In the early stages of impetigo, all you might notice are flat red spots or small blisters on any part of your child’s body. These spots are especially common around the face (particularly the mouth and nose), hands and legs.

The spots might fill up with yellow or green pus, burst or crust over. The germs are in the liquid and crusts of the sores. If you don’t treat the sores, they might get bigger and more of them might grow.

Impetigo can be itchy or tender.

When to see your doctor about impetigo or school sores

You should see your doctor if:

  • a sore on your child’s body is surrounded by an area of red skin
  • your child is also generally unwell or has a fever
  • you think your child has impetigo.

Tests for impetigo or school sores

Your GP will take a swab of the infected sores and send it for pathology. This can work out what germ is causing the impetigo infection and the antibiotic that will work best against that germ.

Treatment of impetigo or school sores

If the impetigo sores are small and aren’t blistering, apply an antibiotic cream and be extra careful about skin hygiene and handwashing. This can prevent the sores from spreading and allow them to heal.

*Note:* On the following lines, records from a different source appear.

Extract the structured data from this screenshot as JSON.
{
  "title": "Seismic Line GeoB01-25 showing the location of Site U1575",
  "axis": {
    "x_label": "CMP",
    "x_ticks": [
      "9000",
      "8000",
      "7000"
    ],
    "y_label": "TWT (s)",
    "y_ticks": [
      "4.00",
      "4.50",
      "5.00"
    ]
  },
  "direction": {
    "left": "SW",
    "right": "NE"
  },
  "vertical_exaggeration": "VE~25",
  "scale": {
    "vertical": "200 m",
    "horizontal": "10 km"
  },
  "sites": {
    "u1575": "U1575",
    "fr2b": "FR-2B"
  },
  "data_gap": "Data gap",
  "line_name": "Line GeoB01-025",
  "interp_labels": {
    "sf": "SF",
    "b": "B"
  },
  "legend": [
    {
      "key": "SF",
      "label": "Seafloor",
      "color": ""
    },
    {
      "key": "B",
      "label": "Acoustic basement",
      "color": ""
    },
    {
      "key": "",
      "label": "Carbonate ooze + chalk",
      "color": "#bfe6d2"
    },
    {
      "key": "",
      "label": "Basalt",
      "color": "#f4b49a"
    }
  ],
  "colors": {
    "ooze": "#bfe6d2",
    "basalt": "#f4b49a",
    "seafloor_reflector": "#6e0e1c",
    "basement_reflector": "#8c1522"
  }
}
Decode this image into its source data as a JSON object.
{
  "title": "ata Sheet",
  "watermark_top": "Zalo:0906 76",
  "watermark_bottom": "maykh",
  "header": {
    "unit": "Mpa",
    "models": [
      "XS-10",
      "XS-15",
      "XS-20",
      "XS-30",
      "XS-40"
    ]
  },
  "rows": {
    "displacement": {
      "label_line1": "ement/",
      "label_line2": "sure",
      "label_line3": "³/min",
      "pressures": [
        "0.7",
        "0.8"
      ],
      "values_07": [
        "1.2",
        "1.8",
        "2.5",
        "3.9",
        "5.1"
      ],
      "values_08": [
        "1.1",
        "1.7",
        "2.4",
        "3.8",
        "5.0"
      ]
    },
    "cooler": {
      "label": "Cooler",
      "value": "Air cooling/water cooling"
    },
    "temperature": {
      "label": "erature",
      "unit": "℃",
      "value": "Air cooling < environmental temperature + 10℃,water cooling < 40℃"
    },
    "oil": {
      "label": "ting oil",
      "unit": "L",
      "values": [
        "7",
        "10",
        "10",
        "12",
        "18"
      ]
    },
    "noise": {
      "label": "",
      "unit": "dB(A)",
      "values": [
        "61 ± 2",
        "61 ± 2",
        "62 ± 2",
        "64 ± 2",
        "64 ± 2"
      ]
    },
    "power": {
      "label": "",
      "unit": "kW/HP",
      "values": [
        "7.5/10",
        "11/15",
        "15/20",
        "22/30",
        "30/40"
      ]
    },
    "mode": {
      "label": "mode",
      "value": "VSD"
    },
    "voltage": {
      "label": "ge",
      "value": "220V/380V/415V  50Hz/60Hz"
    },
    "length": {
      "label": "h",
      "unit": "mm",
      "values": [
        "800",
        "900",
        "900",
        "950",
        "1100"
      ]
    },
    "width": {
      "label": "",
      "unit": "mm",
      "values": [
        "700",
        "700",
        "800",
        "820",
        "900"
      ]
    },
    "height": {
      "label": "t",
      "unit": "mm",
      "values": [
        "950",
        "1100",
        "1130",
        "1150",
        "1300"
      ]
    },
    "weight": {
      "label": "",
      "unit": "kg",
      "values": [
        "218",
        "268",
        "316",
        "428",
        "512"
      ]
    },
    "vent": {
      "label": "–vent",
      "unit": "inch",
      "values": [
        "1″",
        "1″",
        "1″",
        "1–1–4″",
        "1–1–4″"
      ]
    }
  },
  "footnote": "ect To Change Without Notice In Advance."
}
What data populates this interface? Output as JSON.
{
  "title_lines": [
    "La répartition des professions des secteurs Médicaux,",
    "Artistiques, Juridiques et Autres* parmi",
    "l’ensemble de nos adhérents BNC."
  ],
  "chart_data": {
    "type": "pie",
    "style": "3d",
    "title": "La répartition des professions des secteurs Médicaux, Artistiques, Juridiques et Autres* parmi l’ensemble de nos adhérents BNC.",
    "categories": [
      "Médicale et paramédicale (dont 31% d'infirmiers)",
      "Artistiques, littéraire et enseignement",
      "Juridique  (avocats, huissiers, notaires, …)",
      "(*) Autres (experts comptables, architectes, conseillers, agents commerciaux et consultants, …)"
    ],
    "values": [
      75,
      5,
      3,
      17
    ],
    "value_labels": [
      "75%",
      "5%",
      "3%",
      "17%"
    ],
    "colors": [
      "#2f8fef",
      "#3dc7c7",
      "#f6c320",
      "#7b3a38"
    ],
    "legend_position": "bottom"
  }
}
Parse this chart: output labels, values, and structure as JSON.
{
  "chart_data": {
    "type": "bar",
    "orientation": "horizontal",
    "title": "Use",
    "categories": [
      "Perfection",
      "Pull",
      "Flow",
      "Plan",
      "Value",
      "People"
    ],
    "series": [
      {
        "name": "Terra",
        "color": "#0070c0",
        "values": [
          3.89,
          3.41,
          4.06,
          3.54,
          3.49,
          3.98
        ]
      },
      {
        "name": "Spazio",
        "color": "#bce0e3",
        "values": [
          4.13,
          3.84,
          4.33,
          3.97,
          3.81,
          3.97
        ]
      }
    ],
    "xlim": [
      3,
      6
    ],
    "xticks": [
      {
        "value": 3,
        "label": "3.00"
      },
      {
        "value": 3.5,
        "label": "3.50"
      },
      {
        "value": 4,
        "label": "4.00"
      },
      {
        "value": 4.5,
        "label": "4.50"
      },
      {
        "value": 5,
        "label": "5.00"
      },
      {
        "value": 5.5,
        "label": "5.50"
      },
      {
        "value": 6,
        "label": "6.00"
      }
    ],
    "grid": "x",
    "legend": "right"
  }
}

But most cases of impetigo need a prescribed medication, either mupirocin ointment and/or antibiotic medicine by mouth for 7-10 days. Your child must take the full course of antibiotics, or the infection might come back again.

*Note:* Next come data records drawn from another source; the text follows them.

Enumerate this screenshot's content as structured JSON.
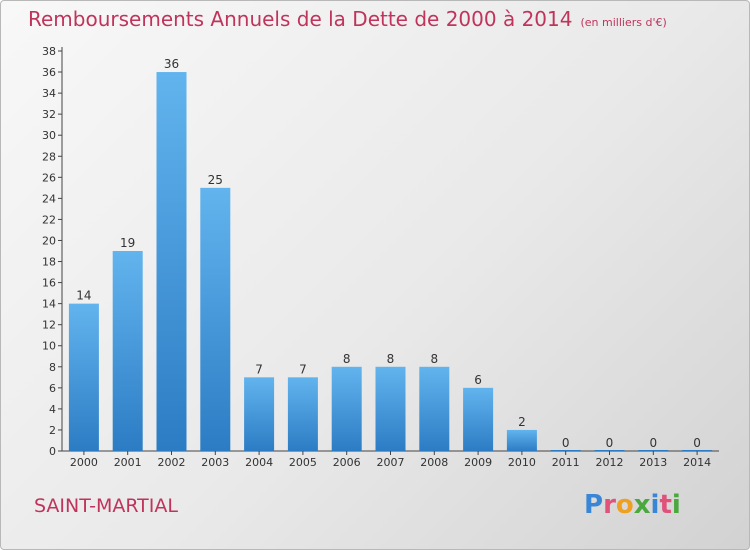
{
  "title": "Remboursements Annuels de la Dette de 2000 à 2014",
  "unit_note": "(en milliers d'€)",
  "commune": "SAINT-MARTIAL",
  "logo": {
    "text": "Proxiti",
    "letter_colors": [
      "#3a86d6",
      "#e0527a",
      "#f0a020",
      "#4aa83c",
      "#3a86d6",
      "#e0527a",
      "#4aa83c"
    ]
  },
  "colors": {
    "title": "#c0345c",
    "bar_top": "#62b4ee",
    "bar_bottom": "#2c7cc4",
    "axis": "#444444",
    "gridline_tick": "#444444"
  },
  "chart_data": {
    "type": "bar",
    "title": "Remboursements Annuels de la Dette de 2000 à 2014",
    "categories": [
      "2000",
      "2001",
      "2002",
      "2003",
      "2004",
      "2005",
      "2006",
      "2007",
      "2008",
      "2009",
      "2010",
      "2011",
      "2012",
      "2013",
      "2014"
    ],
    "values": [
      14,
      19,
      36,
      25,
      7,
      7,
      8,
      8,
      8,
      6,
      2,
      0,
      0,
      0,
      0
    ],
    "ylim": [
      0,
      38
    ],
    "yticks": [
      0,
      2,
      4,
      6,
      8,
      10,
      12,
      14,
      16,
      18,
      20,
      22,
      24,
      26,
      28,
      30,
      32,
      34,
      36,
      38
    ],
    "grid": false,
    "xlabel": "",
    "ylabel": ""
  }
}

In between putting the ointment on the infected spots, gently wash your child’s skin with soap or an antibacterial solution, then pat dry.

You can remove the crusts from your child’s skin by soaking her in the bath for 20-30 minutes to soften the scabs. You can then gently wipe away the crust with a towel.

Prevention of impetigo or school sores

Wash any bites, cuts, grazes or areas of eczema carefully and keep them clean. These can be points of entry for the germs that cause impetigo.

Impetigo can spread rapidly to other parts of the body if your child touches the sore and then scratches somewhere else. Explain this to your child, and encourage him not to pick at the sores.

Keep your child’s fingernails short and wash her hands often, until the infection has cleared up.

Use separate towels for different areas of impetigo, and don’t use these towels to dry unaffected areas of your child’s body.

Use hot water to wash towels, bed linen, soft toys and anything else that has come into contact with blood, pus or sores. Dry in hot sun or in a hot clothes dryer.

Impetigo is highly contagious. Keep your child home from child care, preschool or school, and cover all the sores with watertight dressings. After your child starts antibiotic treatment, wait at least 24 hours before sending her back to child care, preschool or school.